X-ray crystallographers have continued to receive Nobel Prizes to date, and it is not possible to list them all. But some of the more noteworthy winners include Dorothy Hodgkin who won it in 1964 for solving the structures of important substances such as Vitamin B12, Johan Deisenhofer, Robert Huber, and Hartmut Michel who won it in 1988 for solving the structure of the first membrane-bound protein, and Venkatraman Ramakrishnan, Thomas Steitz, and Ada Yonath who won it in 2009 for determining the structure of the ribosome, a cellular organelle that is responsible for building proteins in your body.Perhaps the most amazing thing about the history of X-ray crystallography is that it took Max Perutz and John Kendrew nearly 20 years to solve the structures of myoglobin and hemoglobin. Yet, with today’s computing power and intense X-ray beams, once good crystals are obtained it can take a day to solve the structure if all the experiments go well. The field has, indeed, witnessed a technical revolution over the last 50 years.

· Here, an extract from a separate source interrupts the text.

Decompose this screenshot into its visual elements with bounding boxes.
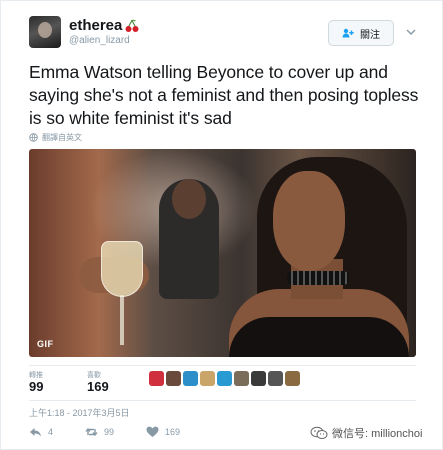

Importance of X-ray crystallography
One question we might ask is why knowing the structure of a protein is important. Well, here is an example. Suppose there is a protein in your body that is responsible for maintaining proper blood pressure, and it isn’t functioning correctly so your blood pressure rises. By knowing the structure of the protein in three-dimensions it is possible to design a drug that will stop the protein from “over-working” so that your blood pressure goes down. This process of determining the structure of a protein and designing molecules that will bind to it to affect its function is known as “structure-based” drug design. Pharmaceutical companies use this very technique for making new drugs to treat all sorts of things such as high blood pressure or high cholesterol. And this technique played a key role in the development of inhibitors to fight the human immunodeficiency virus (HIV), which is the causative agent of acquired immunodeficiency syndrome or AIDS.